Sebelumnya, para analis berasumsi bahwa selama periode waktu tertentu, harga memori dan SSD akan naik, seperti yang sudah sering terjadi sebelumnya. Pasar menunjukkan ritme siklus - periode penurunan harga diselingi dengan pertumbuhan. Memang, pada kuartal pertama tahun 2020, harga naik 5%, di berikutnya - 5-10% lagi. Para ahli memperkirakan tren ini akan berlanjut hingga akhir 2020.



Alasan penurunan harga



Para ahli mencatat bahwa harga dipengaruhi oleh pandemi COVID-19. Konsumen utama NAND dan DRAM, karena takut kemungkinan gangguan pasokan selama karantina, telah menciptakan kelebihan stok RAM dan SSD.



Produsen solid state drive (SSD), flash drive USB, memori akses acak, dan elemen lain yang menggunakan chip NAND dan DRAM telah mengumpulkan cadangan padat pada paruh pertama tahun 2020. Sejauh ini, cadangan ini belum habis, sehingga permintaan kemungkinan tidak akan meningkat dalam waktu dekat ...



Produsen tidak memperhatikan situasi ini dan tidak punya waktu untuk segera menurunkan tingkat produksi. Hasilnya adalah surplus barang. Situasi yang sulit, kemungkinan besar, akan membantu menyelesaikan rilis konsol dari Microsoft dan Sony, serta peluncuran model baru smartphone Apple. Namun efeknya akan muncul tidak lebih awal dari paruh pertama tahun depan.





Apa intinya?



Kemungkinan besar, produsen akan mengalami kerugian, seperti yang terjadi sebelumnya. Harga SSD dan RAM sudah turun, dan situasinya hanya akan bertambah buruk. Penurunan harga yang signifikan dapat diperkirakan terjadi pada malam liburan Natal dan Tahun Baru. Micron dan SK Hynix, pemasok utama chip memori, telah mengumumkan penurunan permintaan untuk produk mereka saat ini.

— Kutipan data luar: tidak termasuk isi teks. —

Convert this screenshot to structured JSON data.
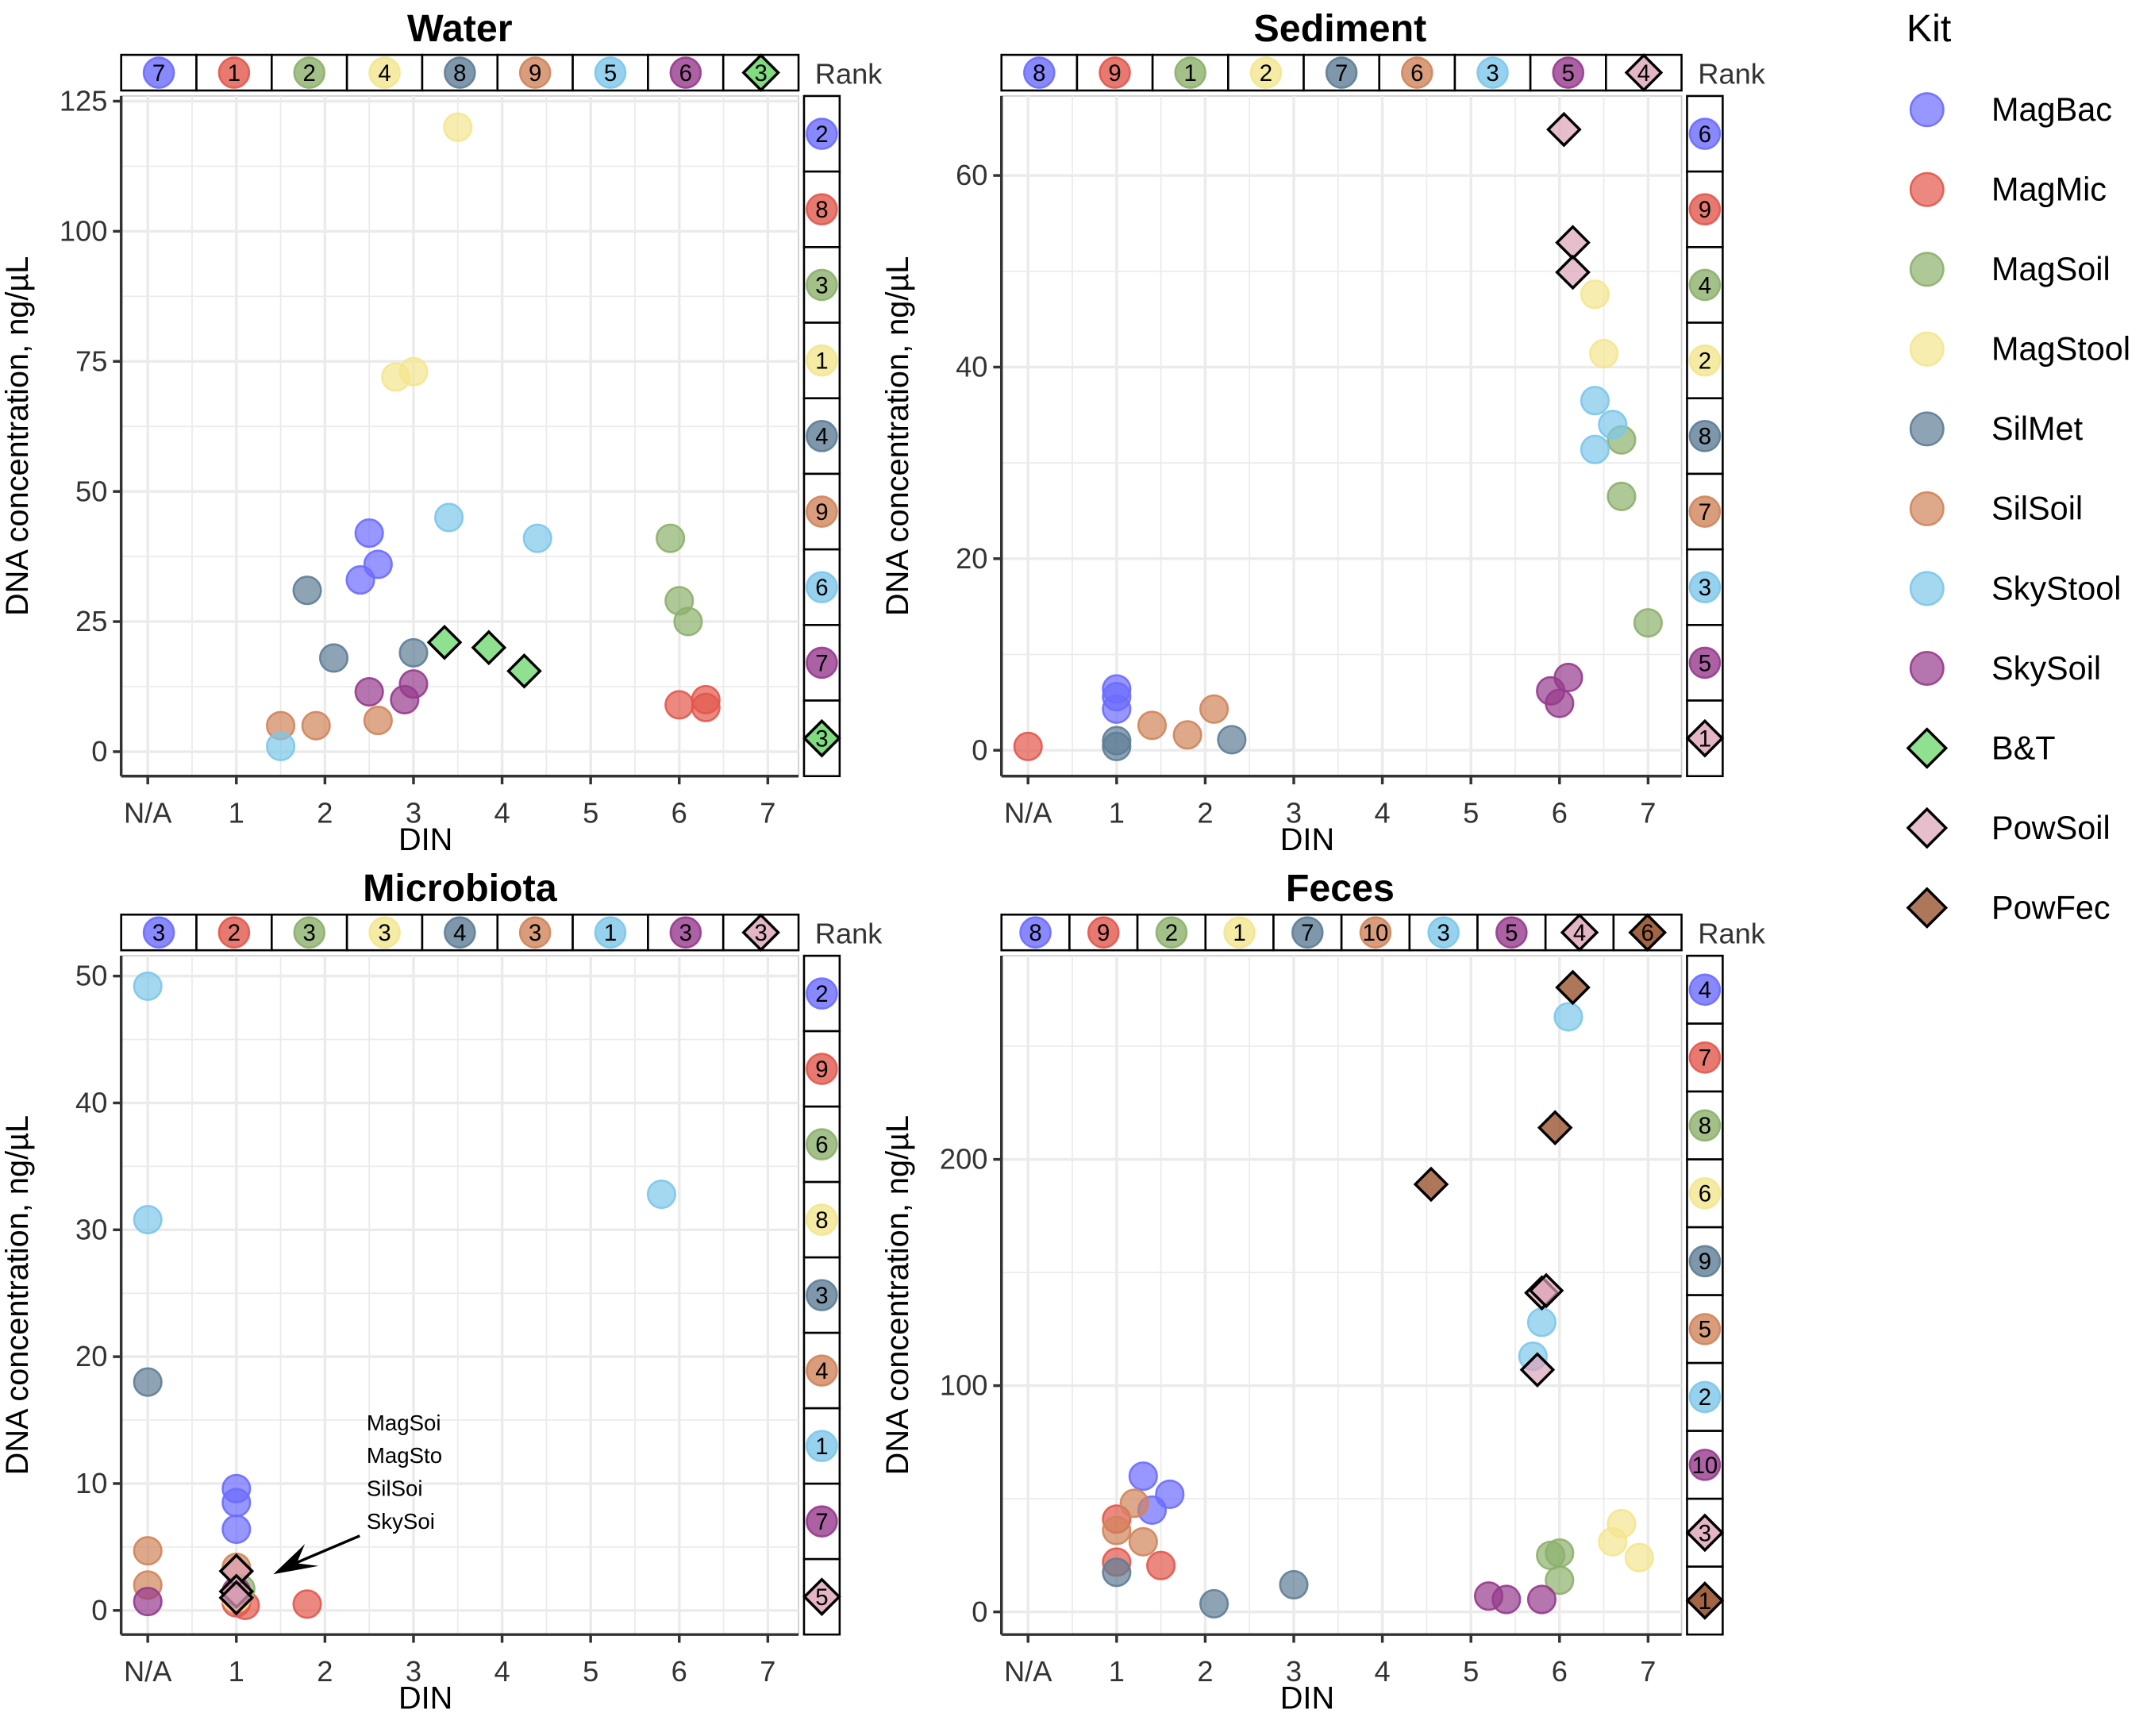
{
  "legend": {
    "title": "Kit",
    "kits": [
      {
        "name": "MagBac",
        "color": "#6b6bff",
        "shape": "circle"
      },
      {
        "name": "MagMic",
        "color": "#e2574c",
        "shape": "circle"
      },
      {
        "name": "MagSoil",
        "color": "#8cb06c",
        "shape": "circle"
      },
      {
        "name": "MagStool",
        "color": "#f3e68f",
        "shape": "circle"
      },
      {
        "name": "SilMet",
        "color": "#5e7d96",
        "shape": "circle"
      },
      {
        "name": "SilSoil",
        "color": "#d0845a",
        "shape": "circle"
      },
      {
        "name": "SkyStool",
        "color": "#7cc7ea",
        "shape": "circle"
      },
      {
        "name": "SkySoil",
        "color": "#963a8c",
        "shape": "circle"
      },
      {
        "name": "B&T",
        "color": "#5fd35f",
        "shape": "diamond"
      },
      {
        "name": "PowSoil",
        "color": "#dca3b6",
        "shape": "diamond"
      },
      {
        "name": "PowFec",
        "color": "#8b3d14",
        "shape": "diamond"
      }
    ]
  },
  "rank_label": "Rank",
  "chart_data": [
    {
      "type": "scatter",
      "title": "Water",
      "xlabel": "DIN",
      "ylabel": "DNA concentration, ng/µL",
      "xticks": [
        "N/A",
        "1",
        "2",
        "3",
        "4",
        "5",
        "6",
        "7"
      ],
      "yticks": [
        0,
        25,
        50,
        75,
        100,
        125
      ],
      "ylim": [
        -4.7,
        126
      ],
      "kits": [
        "MagBac",
        "MagMic",
        "MagSoil",
        "MagStool",
        "SilMet",
        "SilSoil",
        "SkyStool",
        "SkySoil",
        "B&T"
      ],
      "rank_top": [
        "7",
        "1",
        "2",
        "4",
        "8",
        "9",
        "5",
        "6",
        "3"
      ],
      "rank_right": [
        "2",
        "8",
        "3",
        "1",
        "4",
        "9",
        "6",
        "7",
        "3"
      ],
      "series": [
        {
          "name": "MagBac",
          "points": [
            [
              2.4,
              33
            ],
            [
              2.5,
              42
            ],
            [
              2.6,
              36
            ]
          ]
        },
        {
          "name": "MagMic",
          "points": [
            [
              6,
              9
            ],
            [
              6.3,
              10
            ],
            [
              6.3,
              8.5
            ]
          ]
        },
        {
          "name": "MagSoil",
          "points": [
            [
              5.9,
              41
            ],
            [
              6,
              29
            ],
            [
              6.1,
              25
            ]
          ]
        },
        {
          "name": "MagStool",
          "points": [
            [
              3.5,
              120
            ],
            [
              2.8,
              72
            ],
            [
              3,
              73
            ]
          ]
        },
        {
          "name": "SilMet",
          "points": [
            [
              1.8,
              31
            ],
            [
              2.1,
              18
            ],
            [
              3,
              19
            ]
          ]
        },
        {
          "name": "SilSoil",
          "points": [
            [
              1.5,
              5
            ],
            [
              1.9,
              5
            ],
            [
              2.6,
              6
            ]
          ]
        },
        {
          "name": "SkyStool",
          "points": [
            [
              1.5,
              1
            ],
            [
              3.4,
              45
            ],
            [
              4.4,
              41
            ]
          ]
        },
        {
          "name": "SkySoil",
          "points": [
            [
              2.5,
              11.5
            ],
            [
              2.9,
              10
            ],
            [
              3,
              13
            ]
          ]
        },
        {
          "name": "B&T",
          "points": [
            [
              3.35,
              21
            ],
            [
              3.85,
              20
            ],
            [
              4.25,
              15.5
            ]
          ]
        }
      ]
    },
    {
      "type": "scatter",
      "title": "Sediment",
      "xlabel": "DIN",
      "ylabel": "DNA concentration, ng/µL",
      "xticks": [
        "N/A",
        "1",
        "2",
        "3",
        "4",
        "5",
        "6",
        "7"
      ],
      "yticks": [
        0,
        20,
        40,
        60
      ],
      "ylim": [
        -2.7,
        68.3
      ],
      "kits": [
        "MagBac",
        "MagMic",
        "MagSoil",
        "MagStool",
        "SilMet",
        "SilSoil",
        "SkyStool",
        "SkySoil",
        "PowSoil"
      ],
      "rank_top": [
        "8",
        "9",
        "1",
        "2",
        "7",
        "6",
        "3",
        "5",
        "4"
      ],
      "rank_right": [
        "6",
        "9",
        "4",
        "2",
        "8",
        "7",
        "3",
        "5",
        "1"
      ],
      "series": [
        {
          "name": "MagBac",
          "points": [
            [
              1,
              6.4
            ],
            [
              1,
              5.6
            ],
            [
              1,
              4.3
            ]
          ]
        },
        {
          "name": "MagMic",
          "points": [
            [
              0,
              0.4
            ]
          ]
        },
        {
          "name": "MagSoil",
          "points": [
            [
              6.7,
              32.4
            ],
            [
              6.7,
              26.5
            ],
            [
              7,
              13.3
            ]
          ]
        },
        {
          "name": "MagStool",
          "points": [
            [
              6.4,
              47.6
            ],
            [
              6.5,
              41.4
            ]
          ]
        },
        {
          "name": "SilMet",
          "points": [
            [
              1,
              1
            ],
            [
              1,
              0.4
            ],
            [
              2.3,
              1.1
            ]
          ]
        },
        {
          "name": "SilSoil",
          "points": [
            [
              1.4,
              2.6
            ],
            [
              1.8,
              1.6
            ],
            [
              2.1,
              4.3
            ]
          ]
        },
        {
          "name": "SkyStool",
          "points": [
            [
              6.4,
              36.5
            ],
            [
              6.6,
              34
            ],
            [
              6.4,
              31.4
            ]
          ]
        },
        {
          "name": "SkySoil",
          "points": [
            [
              5.9,
              6.2
            ],
            [
              6,
              4.9
            ],
            [
              6.1,
              7.6
            ]
          ]
        },
        {
          "name": "PowSoil",
          "points": [
            [
              6.05,
              64.8
            ],
            [
              6.15,
              53
            ],
            [
              6.15,
              49.9
            ]
          ]
        }
      ]
    },
    {
      "type": "scatter",
      "title": "Microbiota",
      "xlabel": "DIN",
      "ylabel": "DNA concentration, ng/µL",
      "xticks": [
        "N/A",
        "1",
        "2",
        "3",
        "4",
        "5",
        "6",
        "7"
      ],
      "yticks": [
        0,
        10,
        20,
        30,
        40,
        50
      ],
      "ylim": [
        -1.9,
        51.6
      ],
      "kits": [
        "MagBac",
        "MagMic",
        "MagSoil",
        "MagStool",
        "SilMet",
        "SilSoil",
        "SkyStool",
        "SkySoil",
        "PowSoil"
      ],
      "rank_top": [
        "3",
        "2",
        "3",
        "3",
        "4",
        "3",
        "1",
        "3",
        "3"
      ],
      "rank_right": [
        "2",
        "9",
        "6",
        "8",
        "3",
        "4",
        "1",
        "7",
        "5"
      ],
      "annotation": {
        "lines": [
          "MagSoi",
          "MagSto",
          "SilSoi",
          "SkySoi"
        ]
      },
      "series": [
        {
          "name": "MagBac",
          "points": [
            [
              1,
              9.6
            ],
            [
              1,
              8.5
            ],
            [
              1,
              6.4
            ]
          ]
        },
        {
          "name": "MagMic",
          "points": [
            [
              1.1,
              0.4
            ],
            [
              1.8,
              0.5
            ],
            [
              1,
              0.6
            ]
          ]
        },
        {
          "name": "MagSoil",
          "points": [
            [
              1.05,
              1.7
            ]
          ]
        },
        {
          "name": "MagStool",
          "points": [
            [
              1,
              1
            ]
          ]
        },
        {
          "name": "SilMet",
          "points": [
            [
              0,
              18
            ]
          ]
        },
        {
          "name": "SilSoil",
          "points": [
            [
              0,
              4.7
            ],
            [
              0,
              2
            ],
            [
              1,
              3.4
            ]
          ]
        },
        {
          "name": "SkyStool",
          "points": [
            [
              0,
              49.2
            ],
            [
              0,
              30.8
            ],
            [
              5.8,
              32.8
            ]
          ]
        },
        {
          "name": "SkySoil",
          "points": [
            [
              0,
              0.7
            ],
            [
              1,
              1.5
            ]
          ]
        },
        {
          "name": "PowSoil",
          "points": [
            [
              1,
              3.1
            ],
            [
              1,
              1.5
            ],
            [
              1,
              1
            ]
          ]
        }
      ]
    },
    {
      "type": "scatter",
      "title": "Feces",
      "xlabel": "DIN",
      "ylabel": "DNA concentration, ng/µL",
      "xticks": [
        "N/A",
        "1",
        "2",
        "3",
        "4",
        "5",
        "6",
        "7"
      ],
      "yticks": [
        0,
        100,
        200
      ],
      "ylim": [
        -10,
        290
      ],
      "kits": [
        "MagBac",
        "MagMic",
        "MagSoil",
        "MagStool",
        "SilMet",
        "SilSoil",
        "SkyStool",
        "SkySoil",
        "PowSoil",
        "PowFec"
      ],
      "rank_top": [
        "8",
        "9",
        "2",
        "1",
        "7",
        "10",
        "3",
        "5",
        "4",
        "6"
      ],
      "rank_right": [
        "4",
        "7",
        "8",
        "6",
        "9",
        "5",
        "2",
        "10",
        "3",
        "1"
      ],
      "series": [
        {
          "name": "MagBac",
          "points": [
            [
              1.3,
              60
            ],
            [
              1.6,
              52
            ],
            [
              1.4,
              45
            ]
          ]
        },
        {
          "name": "MagMic",
          "points": [
            [
              1,
              41
            ],
            [
              1.5,
              20.5
            ],
            [
              1,
              22
            ]
          ]
        },
        {
          "name": "MagSoil",
          "points": [
            [
              5.9,
              25
            ],
            [
              6,
              26
            ],
            [
              6,
              14
            ]
          ]
        },
        {
          "name": "MagStool",
          "points": [
            [
              6.6,
              31
            ],
            [
              6.7,
              39
            ],
            [
              6.9,
              24
            ]
          ]
        },
        {
          "name": "SilMet",
          "points": [
            [
              1,
              17.5
            ],
            [
              2.1,
              3.6
            ],
            [
              3,
              12
            ]
          ]
        },
        {
          "name": "SilSoil",
          "points": [
            [
              1.2,
              48
            ],
            [
              1,
              36
            ],
            [
              1.3,
              31
            ]
          ]
        },
        {
          "name": "SkyStool",
          "points": [
            [
              6.1,
              263
            ],
            [
              5.8,
              128
            ],
            [
              5.7,
              113
            ]
          ]
        },
        {
          "name": "SkySoil",
          "points": [
            [
              5.2,
              7
            ],
            [
              5.4,
              5.5
            ],
            [
              5.8,
              5.5
            ]
          ]
        },
        {
          "name": "PowSoil",
          "points": [
            [
              5.8,
              141
            ],
            [
              5.85,
              142
            ],
            [
              5.75,
              107
            ]
          ]
        },
        {
          "name": "PowFec",
          "points": [
            [
              6.15,
              276
            ],
            [
              5.95,
              214
            ],
            [
              4.55,
              189
            ]
          ]
        }
      ]
    }
  ]
}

Faktor lain yang mempengaruhi situasi tersebut adalah munculnya chip yang efisien yang dirilis dengan menggunakan teknologi baru. Misalnya chipset 128-L NAND. SK Hynix telah mengumumkan SSD konsumen 1TB pertama berdasarkan teknologi ini dengan kecepatan baca lebih dari 3500MB / s. Akibatnya, produsen perangkat komputasi fokus pada elemen dan sistem baru, mengurangi pembelian yang lama.

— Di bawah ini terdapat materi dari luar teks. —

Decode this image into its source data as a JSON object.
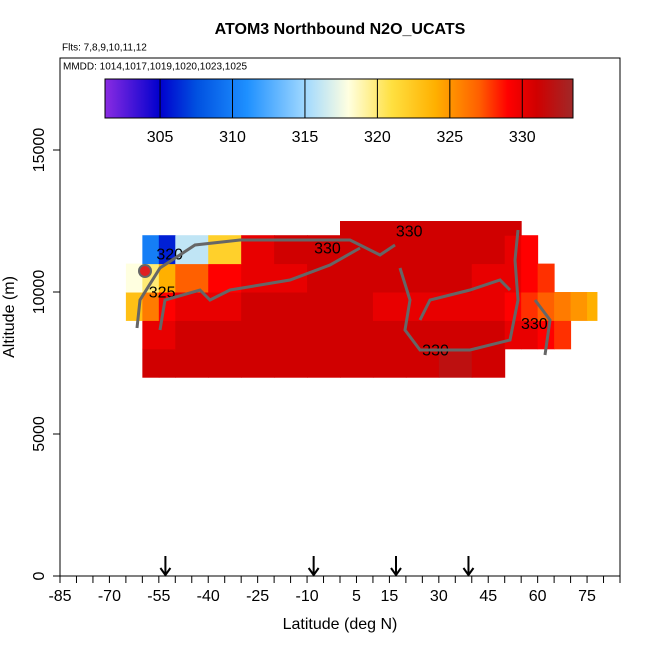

Pasar mulai bereaksi terhadap situasi saat ini, meskipun lambat. Dalam upaya untuk menjaga harga pada level saat ini, Micro dan Western Digital memperlambat laju produksi chipset NAND dan DRAM. Tetapi stok elemen yang sudah diproduksi di gudang produsen masih terlalu besar, karena penurunan permintaan tidak memungkinkan untuk menghilangkan surplus.



Sedangkan untuk pengguna biasa, mereka akan mendapatkan keuntungan. Para ahli bahkan merekomendasikan mereka yang ingin mengupgrade PC mereka untuk menunggu penurunan harga RAM dan SSD, dan tidak terburu-buru membeli.